Conférencier 3, Joseph Oywak
Coordonateur de programmes à la Reception House de la région de Waterloo


Le présent guide contient de l'information générale et n'a pas pour objet de fournir des avis juridiques. Pour obtenir de l'aide juridique, vous êtes priés de communiquer avec un avocat. (Version PDF, 69 ko, Aide PDF)

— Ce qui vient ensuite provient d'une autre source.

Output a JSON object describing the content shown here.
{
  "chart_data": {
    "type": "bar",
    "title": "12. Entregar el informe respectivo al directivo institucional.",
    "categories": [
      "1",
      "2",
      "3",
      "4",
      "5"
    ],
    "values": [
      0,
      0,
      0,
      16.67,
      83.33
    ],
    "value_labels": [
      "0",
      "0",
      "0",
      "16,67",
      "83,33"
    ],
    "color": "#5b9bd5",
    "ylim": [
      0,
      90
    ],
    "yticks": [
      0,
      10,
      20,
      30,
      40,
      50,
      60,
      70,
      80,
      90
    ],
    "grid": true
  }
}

Colloque fédéral – le 19 avril 2010
Ancien hôtel de ville
111, promenade Sussex, Ottawa

[TRADUCTION] Un groupe d'au moins sept voyous, tous de race blanche et semble-t-il dans la vingtaine, ont agressé Francis Pitia, un réfugié soudanais handicapé, près d'un parc, à Kitchener, en Ontario. Ils ont crié des injures raciales à M. Pitia et à deux autres hommes soudanais, avant de le rouer de coups en utilisant sa propre béquille pour infliger plus de dommages jusqu'à ce qu'il perde conscience. L'attaque contre M. Pitia semble avoir été motivée exclusivement par la haine raciale.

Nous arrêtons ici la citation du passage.